This must wait. This must prove. If he went away—enough! She had been hasty and implacable once—this time she would wait.
Beth would have liked to talk with David Cairns, but she could not bring up such a subject. This was not her sort of talk-material with him. Plainly he would not mention it, in the hope that her ears had missed it entirely.
She had even felt a rage against the Grey One for bringing the news. This helped to show how maddened and unjust she was, in those first terrible moments. Piece by piece she had drawn the odious thing from her caller, who was by no means inclined to spread and thicken the shadow of an evil tale. Marguerite Grey was not a weigher of motives, nor penetrative in the chemistry of scandal. So many testimonies had come to her of the world’s commonness that she had become flexible in judgment. What had been so terrible at first was to identify Andrew Bedient with these sordid things, so obvious and shallow. But was he identified with them? Rather, did he not feel himself sufficiently an entity to be safe in any company? Did he not trust her, and worth-while people, to grant him this much?... This was the highest point in the upsweep of her thoughts.

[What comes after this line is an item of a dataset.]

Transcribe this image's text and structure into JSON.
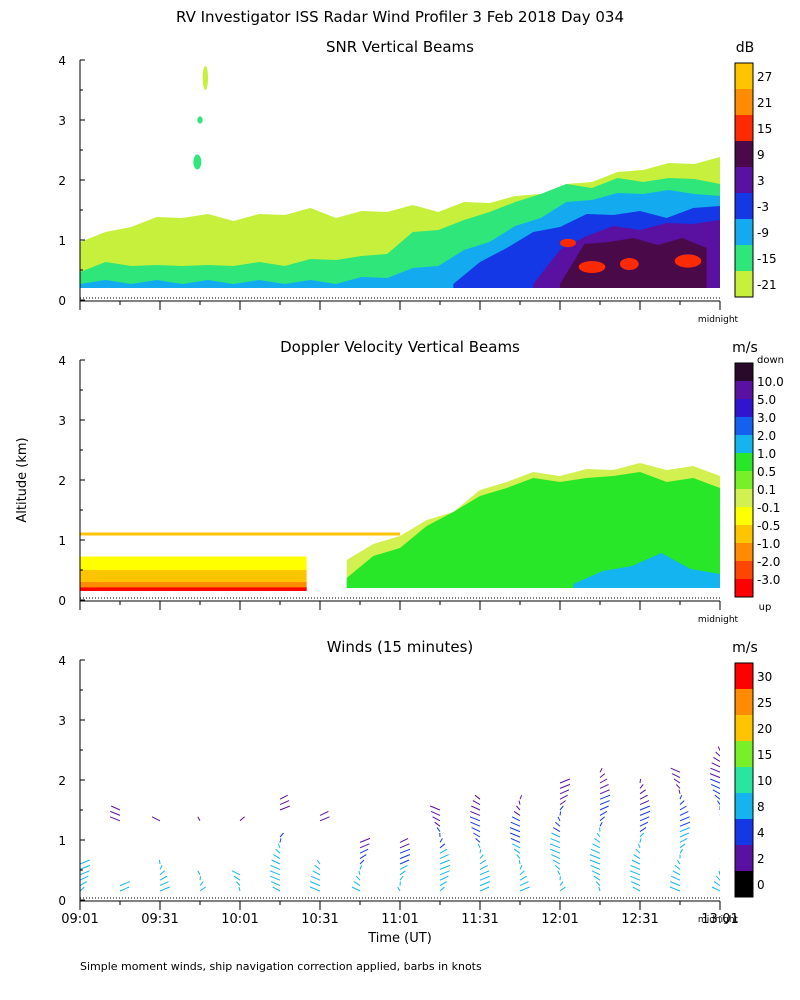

So the story extracted from the Grey One was held free from its fatal aspect, until time should dissolve the matter of the shore.... After all, the lamplight, usually soft and mellow in the gold-brown room, held an alien, unearthly glitter for Beth’s strained eyes.... Was it that which kept the Shadowy Sister afar, as the light from the colored pane in the hall of his boyhood had frightened him?
TWENTY-FIRST CHAPTER
THE SINGING DISTANCES
David Cairns was coming along. He had ridden his ego down stream, until he heard the rapids. Now he was towing it back. He planned to go just as far and as fast up stream as he could. The current, to him, had become the crowd. One can see the crowd as it brushes past, as one can never see it from the ruck.... Sometimes it came to him in a flash, that this new David Cairns was but another lie and pose—but this couldn’t hold. It was a bit of deviltry that wouldn’t stand scrutiny. There had been too much unfolding o’ nights; too many gifts found upon the doorstep of his mind in the morning, revealing the sleepless activity of something identified with him, but wiser than he; too much cutting down of false cultures, and outpourings of sincere friendship, and general joy of giving. Then, there was some real clean-cut thinking that expressed itself with brevity and finish; and also, the wonder-working in his heart—the happiest thing that had ever befallen—his conception of the genius of woman in Vina Nettleton.